Let $f$ be a linear transformation on the euclidean space $E$. Prove that the following statements are equivalents
- there is a orthonormal basis where the matrix representation of $f$ is skew symmetric,
- the matrix representation of $f$ with respect to any orthonormal basis is skew symmetric,
- $\forall x\in E, \langle x,f(x)\rangle=0$.
By showing that every statements are equivalent to $f$ being skew symmetric ($\langle x,f(y)\rangle=-\langle f(x),y\rangle$), it is easy to conclude that they are equivalent but I feel like the way the exercise was asked there is another way to solve it but I don't see how.
Typically such problems are intended to be solved by finding a circle of implications.
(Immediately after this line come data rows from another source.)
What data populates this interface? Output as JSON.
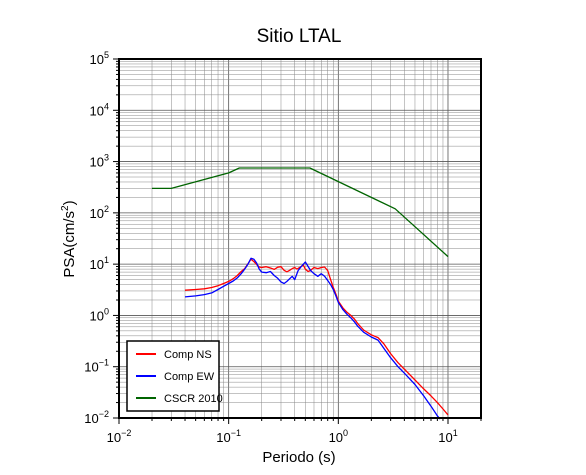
{
  "chart_data": {
    "type": "line",
    "title": "Sitio LTAL",
    "xlabel": "Periodo (s)",
    "ylabel_base": "PSA(cm/s",
    "ylabel_exp": "2",
    "ylabel_close": ")",
    "x_scale": "log",
    "y_scale": "log",
    "xlim": [
      0.01,
      20
    ],
    "ylim": [
      0.01,
      100000
    ],
    "grid": true,
    "legend_position": "bottom-left",
    "x_ticks": [
      {
        "base": "10",
        "exp": "−2",
        "value": 0.01
      },
      {
        "base": "10",
        "exp": "−1",
        "value": 0.1
      },
      {
        "base": "10",
        "exp": "0",
        "value": 1
      },
      {
        "base": "10",
        "exp": "1",
        "value": 10
      }
    ],
    "y_ticks": [
      {
        "base": "10",
        "exp": "−2",
        "value": 0.01
      },
      {
        "base": "10",
        "exp": "−1",
        "value": 0.1
      },
      {
        "base": "10",
        "exp": "0",
        "value": 1
      },
      {
        "base": "10",
        "exp": "1",
        "value": 10
      },
      {
        "base": "10",
        "exp": "2",
        "value": 100
      },
      {
        "base": "10",
        "exp": "3",
        "value": 1000
      },
      {
        "base": "10",
        "exp": "4",
        "value": 10000
      },
      {
        "base": "10",
        "exp": "5",
        "value": 100000
      }
    ],
    "series": [
      {
        "name": "Comp NS",
        "color": "#ff0000",
        "points": [
          [
            0.04,
            3.1
          ],
          [
            0.05,
            3.2
          ],
          [
            0.06,
            3.3
          ],
          [
            0.07,
            3.5
          ],
          [
            0.08,
            3.8
          ],
          [
            0.09,
            4.2
          ],
          [
            0.1,
            4.6
          ],
          [
            0.11,
            5.2
          ],
          [
            0.12,
            6.0
          ],
          [
            0.13,
            7.2
          ],
          [
            0.14,
            8.2
          ],
          [
            0.15,
            10.2
          ],
          [
            0.16,
            12.5
          ],
          [
            0.17,
            11.2
          ],
          [
            0.18,
            9.8
          ],
          [
            0.19,
            8.8
          ],
          [
            0.2,
            8.6
          ],
          [
            0.22,
            8.9
          ],
          [
            0.24,
            8.4
          ],
          [
            0.26,
            7.9
          ],
          [
            0.28,
            8.7
          ],
          [
            0.3,
            8.9
          ],
          [
            0.32,
            7.6
          ],
          [
            0.34,
            7.1
          ],
          [
            0.36,
            7.6
          ],
          [
            0.38,
            8.2
          ],
          [
            0.4,
            8.6
          ],
          [
            0.42,
            8.0
          ],
          [
            0.45,
            8.8
          ],
          [
            0.48,
            9.6
          ],
          [
            0.5,
            8.0
          ],
          [
            0.53,
            7.2
          ],
          [
            0.56,
            7.6
          ],
          [
            0.6,
            8.6
          ],
          [
            0.65,
            8.2
          ],
          [
            0.7,
            8.6
          ],
          [
            0.75,
            8.8
          ],
          [
            0.8,
            7.5
          ],
          [
            0.85,
            5.0
          ],
          [
            0.9,
            3.5
          ],
          [
            0.95,
            2.6
          ],
          [
            1.0,
            1.9
          ],
          [
            1.1,
            1.4
          ],
          [
            1.2,
            1.15
          ],
          [
            1.3,
            1.0
          ],
          [
            1.4,
            0.85
          ],
          [
            1.5,
            0.7
          ],
          [
            1.7,
            0.52
          ],
          [
            2.0,
            0.42
          ],
          [
            2.3,
            0.37
          ],
          [
            2.6,
            0.28
          ],
          [
            3.0,
            0.18
          ],
          [
            3.5,
            0.12
          ],
          [
            4.0,
            0.09
          ],
          [
            5.0,
            0.055
          ],
          [
            6.0,
            0.037
          ],
          [
            7.0,
            0.027
          ],
          [
            8.0,
            0.02
          ],
          [
            9.0,
            0.015
          ],
          [
            10.0,
            0.0115
          ]
        ]
      },
      {
        "name": "Comp EW",
        "color": "#0000ff",
        "points": [
          [
            0.04,
            2.3
          ],
          [
            0.05,
            2.4
          ],
          [
            0.06,
            2.55
          ],
          [
            0.07,
            2.75
          ],
          [
            0.08,
            3.2
          ],
          [
            0.09,
            3.7
          ],
          [
            0.1,
            4.2
          ],
          [
            0.11,
            4.7
          ],
          [
            0.12,
            5.4
          ],
          [
            0.13,
            6.5
          ],
          [
            0.14,
            8.0
          ],
          [
            0.15,
            10.0
          ],
          [
            0.16,
            13.0
          ],
          [
            0.17,
            12.5
          ],
          [
            0.18,
            10.5
          ],
          [
            0.19,
            8.0
          ],
          [
            0.2,
            7.0
          ],
          [
            0.22,
            6.8
          ],
          [
            0.24,
            7.2
          ],
          [
            0.26,
            6.0
          ],
          [
            0.28,
            5.3
          ],
          [
            0.3,
            4.5
          ],
          [
            0.32,
            4.2
          ],
          [
            0.34,
            4.6
          ],
          [
            0.36,
            5.2
          ],
          [
            0.38,
            5.8
          ],
          [
            0.4,
            5.0
          ],
          [
            0.43,
            7.5
          ],
          [
            0.46,
            9.0
          ],
          [
            0.5,
            11.0
          ],
          [
            0.53,
            9.0
          ],
          [
            0.56,
            7.5
          ],
          [
            0.6,
            6.5
          ],
          [
            0.65,
            5.8
          ],
          [
            0.7,
            6.5
          ],
          [
            0.75,
            5.8
          ],
          [
            0.8,
            4.8
          ],
          [
            0.85,
            4.0
          ],
          [
            0.9,
            3.2
          ],
          [
            0.95,
            2.4
          ],
          [
            1.0,
            1.8
          ],
          [
            1.1,
            1.3
          ],
          [
            1.2,
            1.05
          ],
          [
            1.3,
            0.9
          ],
          [
            1.4,
            0.75
          ],
          [
            1.5,
            0.62
          ],
          [
            1.7,
            0.47
          ],
          [
            2.0,
            0.38
          ],
          [
            2.3,
            0.33
          ],
          [
            2.6,
            0.23
          ],
          [
            3.0,
            0.15
          ],
          [
            3.5,
            0.1
          ],
          [
            4.0,
            0.075
          ],
          [
            5.0,
            0.045
          ],
          [
            6.0,
            0.027
          ],
          [
            7.0,
            0.017
          ],
          [
            8.0,
            0.011
          ],
          [
            8.5,
            0.0095
          ]
        ]
      },
      {
        "name": "CSCR 2010",
        "color": "#006400",
        "points": [
          [
            0.02,
            300
          ],
          [
            0.03,
            300
          ],
          [
            0.1,
            600
          ],
          [
            0.125,
            750
          ],
          [
            0.55,
            750
          ],
          [
            3.3,
            120
          ],
          [
            10.0,
            14
          ]
        ]
      }
    ]
  }
}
In this case, we can prove $3\implies 2\implies 1\implies 3$.
First note that if $A=[f]_{e_i}$ is the matrix representation of $f$ w.r.t. an orthonormal basis $e_i$, $A_{ij}=\langle e_i,f e_j\rangle$.
Now we prove $3\implies 2$. Let $e_i$ be any orthonormal basis, we want to show given 3 that $\newcommand{\ang}[1]{\left\langle{#1}\right\rangle}A_{ij} = -A_{ji}$. By the above note and 3, we have $$A_{ij}+A_{ji} + 0 + 0=\ang{e_i,f e_j}+\ang{e_j,f e_i} + \ang{e_i,f e_i} + \ang{e_j, f e_j} = \ang{e_i + e_j, f (e_i+e_j)} = 0,$$ so 2 holds.
That 2 implies 1 is obvious, so we just need to prove 1 implies 3. Now note that $T:x\mapsto \ang{x,f x}$ is a linear map, so to check whether or not it's zero, it suffices to check whether it's zero on a basis. In particular, suppose $[f]_{e_i}$ is skew symmetric for some orthonormal basis $e_i$. Then $0=A_{ii}=\ang{e_i,f e_i}=Te_i$. Thus $T$ is zero on a basis, hence zero everywhere, so 3 holds.